C’est là toute la force du livre. La rigueur scientifique de Joanna Burger n’étouffe jamais l’émotion. Plus elle s’efforce de comprendre Tiko dans ce qu’il a d’irréductiblement perroquet, plus leur relation devient profonde. Loin de projeter de l’humain sur l’animal, elle accepte d’être déplacée par une intelligence, une sensibilité et des codes qui ne sont pas les siens.
On referme Le perroquet qui m’aimait avec le sourire, mais aussi avec une conviction troublante : l’amitié entre deux espèces ne naît pas de leur ressemblance. Elle exige de reconnaître leurs différences et de s’en émerveiller.
“Dans la peau d’une bête” de Charles Foster (Éditions JC Lattès)
Creuser son terrier. Manger des vers de terre. Renifler les arbres. Flotter de nuit dans une rivière glacée en compagnie des loutres. Voilà l’extraordinaire expérience à laquelle s’est livré pendant des semaines le Britannique Charles Foster. « Je veux savoir quel effet ça fait d’être un animal sauvage », annonce-t-il d’emblée. De quoi appeler d’urgence un psychiatre ? Tout au contraire. Vétérinaire, juriste et professeur à Oxford, il a choisi d’expérimenter, dans son propre corps, l’altérité des êtres. Parfois au risque de sa santé.

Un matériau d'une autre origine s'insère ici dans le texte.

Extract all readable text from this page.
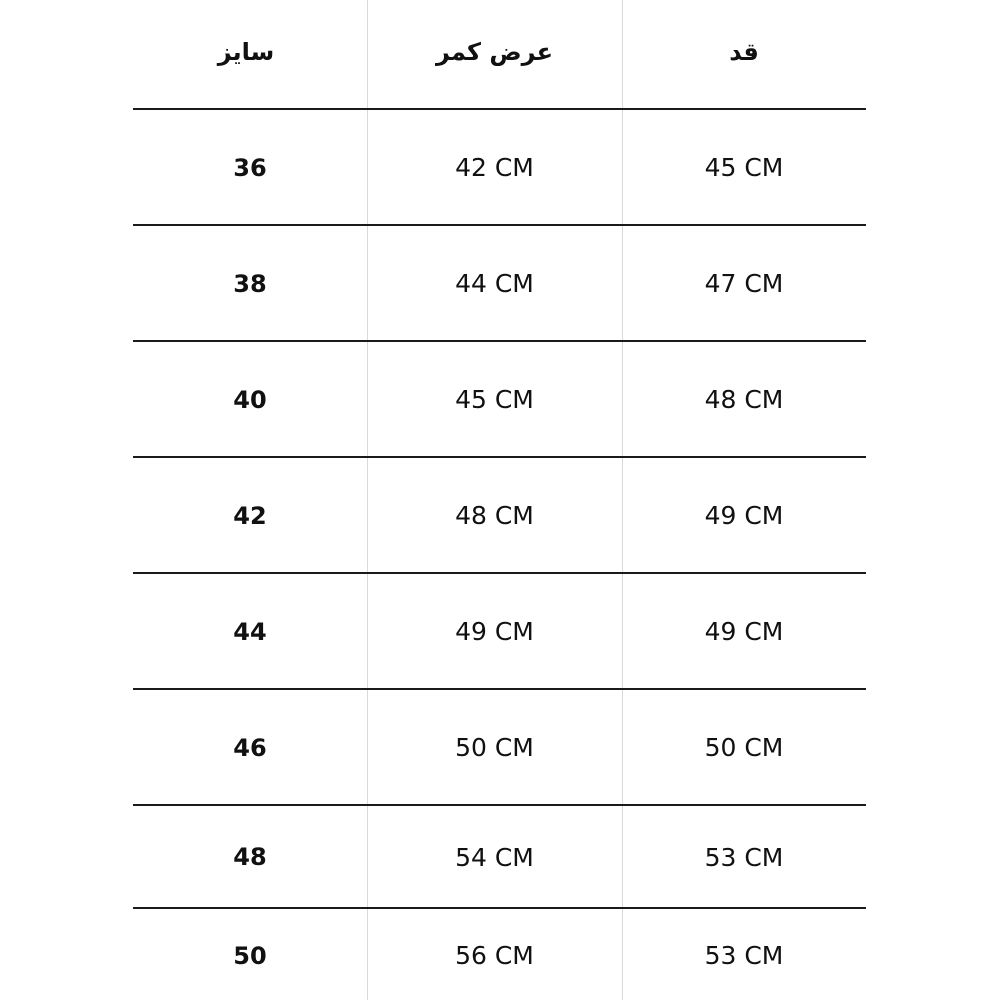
سایز	عرض کمر	قد
36	42 CM	45 CM
38	44 CM	47 CM
40	45 CM	48 CM
42	48 CM	49 CM
44	49 CM	49 CM
46	50 CM	50 CM
48	54 CM	53 CM
50	56 CM	53 CM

Ce spécialiste de la physiologie prend un jour une décision radicale : observer les animaux à hauteur d’homme ne lui suffit plus. Pour espérer comprendre un blaireau gallois, un renard londonien, un cerf écossais, une loutre de l’Exmoor ou un martinet d’Oxford, il faut quitter son confortable cottage, se mettre « dans le plus simple appareil » et adopter, autant que possible, leur manière d’habiter le monde. Alors, après avoir dévoré toutes les études scientifiques consacrées à chacune de ces espèces, Charles Foster rampe, creuse, grelotte, se couvre de boue, tente d’attraper des poissons avec les dents et passe des heures immobile à attendre que ces autres vivants acceptent enfin de l’ignorer. Pour communiquer avec les blaireaux, il urine sur les arbres. Pour vivre en loutre, il dérive de longues heures dans une eau glaciale. Pour suivre les renards, il rampe le long des sentiers, saute sur des proies imaginaires « me retrouvant souvent le nez dans les crottes de campagnols ». Quant aux vers de terre qu’il dévore pour se nourrir, il en vient à distinguer les saveurs selon leur « terroir » d’origine.

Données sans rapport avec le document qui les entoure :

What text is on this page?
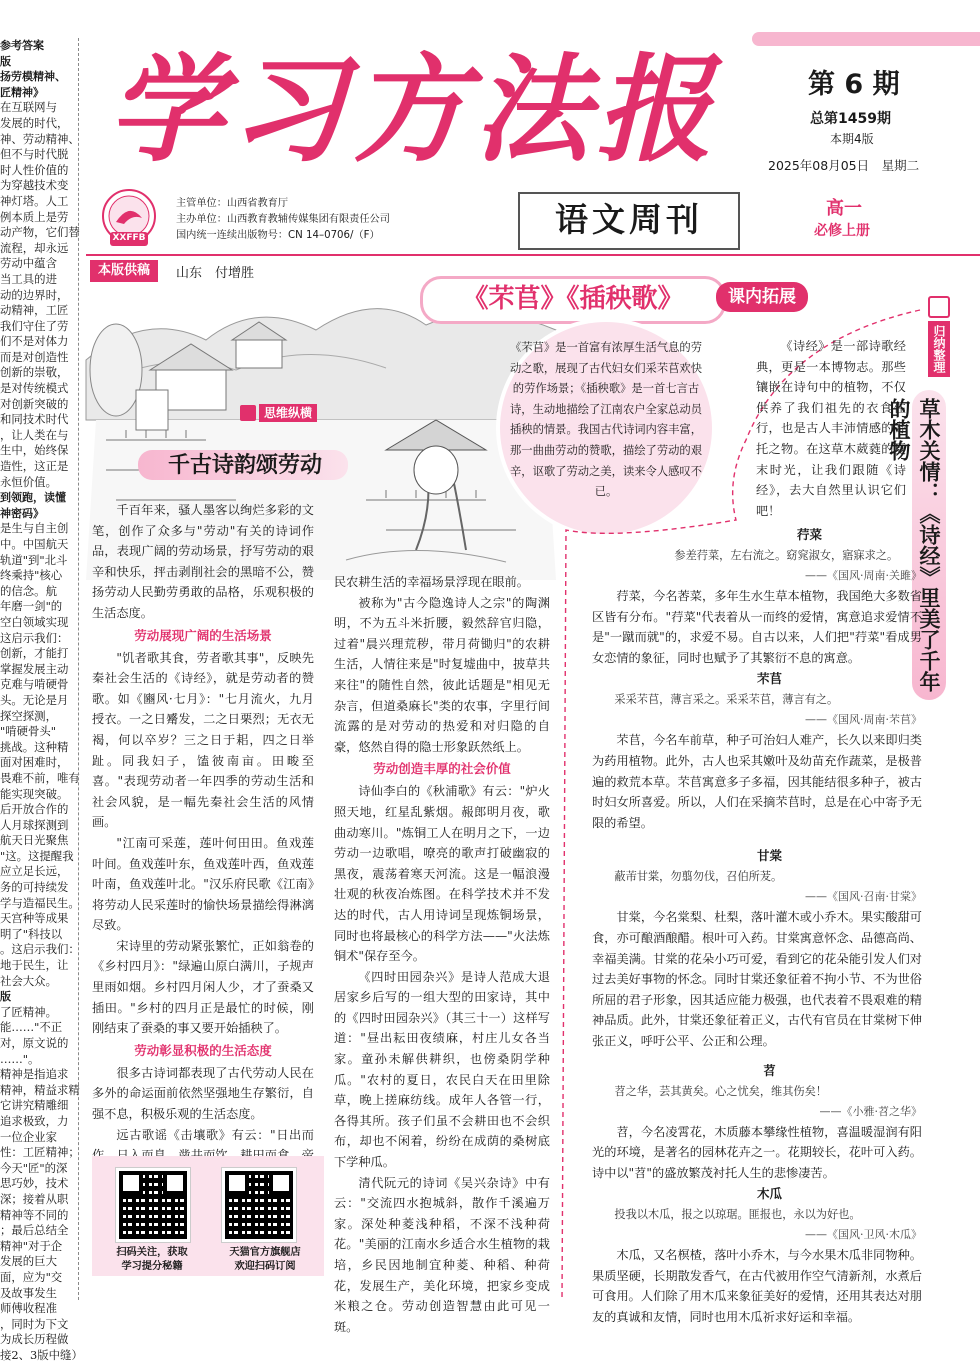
学习方法报	第 6 期
总第1459期
本期4版
2025年08月05日　星期二
XXFFB
主管单位：山西省教育厅
主办单位：山西教育教辅传媒集团有限责任公司
国内统一连续出版物号：CN 14–0706/（F）	语文周刊	高一
必修上册

参考答案

版

扬劳模精神、

匠精神》

在互联网与

发展的时代，

神、劳动精神、

但不与时代脱

时人性价值的

为穿越技术变

神灯塔。人工

例本质上是劳

动产物，它们替

流程，却永远

劳动中蕴含

当工具的进

动的边界时，

动精神，工匠

我们守住了劳

们不是对体力

而是对创造性

创新的崇敬，

是对传统模式

对创新突破的

和同技术时代

，让人类在与

生中，始终保

造性，这正是

永恒价值。

到领跑，读懂

神密码》

是生与自主创

中。中国航天

轨道"到"北斗

终乘持"核心

的信念。航

年磨一剑"的

空白领域实现

这启示我们：

创新，才能打

掌握发展主动

克难与啃硬骨

头。无论是月

探空探测，

"啃硬骨头"

挑战。这种精

面对困难时，

畏难不前，唯有

能实现突破。

后开放合作的

人月球探测到

航天日光聚焦

"这。这提醒我

应立足长远，

务的可持续发

学与造福民生。

天宫种等成果

明了"科技以

。这启示我们：

地于民生，让

社会大众。

版

了匠精神。

能……"不正

对，原文说的

……"。

精神是指追求

精神，精益求精

它讲究精雕细

追求极致，力

一位企业家

性：工匠精神；

今天"匠"的深

思巧妙，技术

深；接着从职

精神等不同的

；最后总结全

精神"对于企

发展的巨大

面，应为"交

及故事发生

师傅收程准

，同时为下文

为成长历程做

接2、3版中缝）

本版供稿	山东　付增胜
《芣苢》《插秧歌》	课内拓展
《芣苢》是一首富有浓厚生活气息的劳动之歌，展现了古代妇女们采芣苢欢快的劳作场景；《插秧歌》是一首七言古诗，生动地描绘了江南农户全家总动员插秧的情景。我国古代诗词内容丰富，那一曲曲劳动的赞歌，描绘了劳动的艰辛，讴歌了劳动之美，读来令人感叹不已。
思维纵横
千古诗韵颂劳动

千百年来，骚人墨客以绚烂多彩的文笔，创作了众多与"劳动"有关的诗词作品，表现广阔的劳动场景，抒写劳动的艰辛和快乐，抨击剥削社会的黑暗不公，赞扬劳动人民勤劳勇敢的品格，乐观积极的生活态度。

劳动展现广阔的生活场景

"饥者歌其食，劳者歌其事"，反映先秦社会生活的《诗经》，就是劳动者的赞歌。如《豳风·七月》："七月流火，九月授衣。一之日觱发，二之日栗烈；无衣无褐，何以卒岁？三之日于耜，四之日举趾。同我妇子，馌彼南亩。田畯至喜。"表现劳动者一年四季的劳动生活和社会风貌，是一幅先秦社会生活的风情画。

"江南可采莲，莲叶何田田。鱼戏莲叶间。鱼戏莲叶东，鱼戏莲叶西，鱼戏莲叶南，鱼戏莲叶北。"汉乐府民歌《江南》将劳动人民采莲时的愉快场景描绘得淋漓尽致。

宋诗里的劳动紧张繁忙，正如翁卷的《乡村四月》："绿遍山原白满川，子规声里雨如烟。乡村四月闲人少，才了蚕桑又插田。"乡村的四月正是最忙的时候，刚刚结束了蚕桑的事又要开始插秧了。

劳动彰显积极的生活态度

很多古诗词都表现了古代劳动人民在多外的命运面前依然坚强地生存繁衍，自强不息，积极乐观的生活态度。

远古歌谣《击壤歌》有云："日出而

扫码关注，获取
学习提分秘籍
天猫官方旗舰店
欢迎扫码订阅

民农耕生活的幸福场景浮现在眼前。

被称为"古今隐逸诗人之宗"的陶渊明，不为五斗米折腰，毅然辞官归隐，过着"晨兴理荒秽，带月荷锄归"的农耕生活，人情往来是"时复墟曲中，披草共来往"的随性自然，彼此话题是"相见无杂言，但道桑麻长"类的农事，字里行间流露的是对劳动的热爱和对归隐的自豪，悠然自得的隐士形象跃然纸上。

劳动创造丰厚的社会价值

诗仙李白的《秋浦歌》有云："炉火照天地，红星乱紫烟。赧郎明月夜，歌曲动寒川。"炼铜工人在明月之下，一边劳动一边歌唱，嘹亮的歌声打破幽寂的黑夜，震荡着寒天河流。这是一幅浪漫壮观的秋夜冶炼图。在科学技术并不发达的时代，古人用诗词呈现炼铜场景，同时也将最核心的科学方法——"火法炼铜术"保存至今。

《四时田园杂兴》是诗人范成大退居家乡后写的一组大型的田家诗，其中的《四时田园杂兴》（其三十一）这样写道："昼出耘田夜绩麻，村庄儿女各当家。童孙未解供耕织，也傍桑阴学种瓜。"农村的夏日，农民白天在田里除草，晚上搓麻纺线。成年人各管一行，各得其所。孩子们虽不会耕田也不会织布，却也不闲着，纷纷在成荫的桑树底下学种瓜。

清代阮元的诗词《吴兴杂诗》中有云："交流四水抱城斜，散作千溪遍万家。深处种菱浅种稻，不深不浅种荷花。"美丽的江南水乡适合水生植物的栽培，乡民因地制宜种菱、种稻、种荷花，发展生产，美化环境，把家乡变成米粮之仓。劳动创造智慧由此可见一斑。

归纳整理
草木关情：《诗经》里美了千年的植物
《诗经》是一部诗歌经典，更是一本博物志。那些镶嵌在诗句中的植物，不仅供养了我们祖先的衣食住行，也是古人丰沛情感的寄托之物。在这草木葳蕤的夏末时光，让我们跟随《诗经》，去大自然里认识它们吧！

荇菜

参差荇菜，左右流之。窈窕淑女，寤寐求之。

——《国风·周南·关雎》

荇菜，今名莕菜，多年生水生草本植物，我国绝大多数省区皆有分布。"荇菜"代表着从一而终的爱情，寓意追求爱情不是"一蹴而就"的，求爱不易。自古以来，人们把"荇菜"看成男女恋情的象征，同时也赋予了其繁衍不息的寓意。

芣苢

采采芣苢，薄言采之。采采芣苢，薄言有之。

——《国风·周南·芣苢》

芣苢，今名车前草，种子可治妇人难产，长久以来即归类为药用植物。此外，古人也采其嫩叶及幼苗充作蔬菜，是极普遍的救荒本草。芣苢寓意多子多福，因其能结很多种子，被古时妇女所喜爱。所以，人们在采摘芣苢时，总是在心中寄予无限的希望。

甘棠

蔽芾甘棠，勿翦勿伐，召伯所茇。

——《国风·召南·甘棠》

甘棠，今名棠梨、杜梨，落叶灌木或小乔木。果实酸甜可食，亦可酿酒酿醋。根叶可入药。甘棠寓意怀念、品德高尚、幸福美满。甘棠的花朵小巧可爱，看到它的花朵能引发人们对过去美好事物的怀念。同时甘棠还象征着不拘小节、不为世俗所屈的君子形象，因其适应能力极强，也代表着不畏艰难的精神品质。此外，甘棠还象征着正义，古代有官员在甘棠树下伸张正义，呼吁公平、公正和公理。

苕

苕之华，芸其黄矣。心之忧矣，维其伤矣！

——《小雅·苕之华》

苕，今名凌霄花，木质藤本攀缘性植物，喜温暖湿润有阳光的环境，是著名的园林花卉之一。花期较长，花叶可入药。诗中以"苕"的盛放繁茂衬托人生的悲惨凄苦。

木瓜

投我以木瓜，报之以琼琚。匪报也，永以为好也。

——《国风·卫风·木瓜》

木瓜，又名榠楂，落叶小乔木，与今水果木瓜非同物种。果质坚硬，长期散发香气，在古代被用作空气清新剂，水煮后可食用。人们除了用木瓜来象征美好的爱情，还用其表达对朋友的真诚和友情，同时也用木瓜祈求好运和幸福。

Tout cela est complètement fou. Et pourtant, jamais on ne doute du sérieux de la démarche. Charles Foster possède cet humour tout britannique qui consiste à raconter les situations les plus absurdes avec un flegme imperturbable. Il est souvent transi, couvert de boue, ridicule même dans sa nudité, mais toujours animé par une question profondément scientifique : que nous apprend notre propre corps lorsqu’il cesse d’être le centre du monde ?
Car ce que cherche Charles Foster n’est pas à « devenir » un animal, illusion qu’il sait aussi naïve que prétentieuse. Il veut seulement éprouver ce que notre corps d’humain ignore. Nous vivons dans un univers dominé par la vue ; le blaireau habite un monde d’odeurs, la loutre un monde de courants, le cerf un monde de frémissements. Chaque espèce découpe une réalité différente. La nôtre n’est ni plus juste ni plus complète : simplement celle à laquelle nous sommes condamnés.
À rebours des récits qui humanisent les animaux, Dans la peau d’une bête prend au sérieux leur irréductible étrangeté. Charles Foster ne leur prête ni sagesse cachée, ni innocence, ni morale supérieure. Il accepte au contraire que leur monde lui échappe en grande partie. C’est précisément cet échec qui rend son livre si réjouissant. À force d’essayer d’être un peu blaireau, un peu loutre ou un peu renard, il découvre surtout combien il est difficile d’être autre chose qu’un humain. Les animaux ne sont pas des humains auxquels il manquerait la parole. Ils habitent d’autres mondes sensoriels à jamais inaccessibles.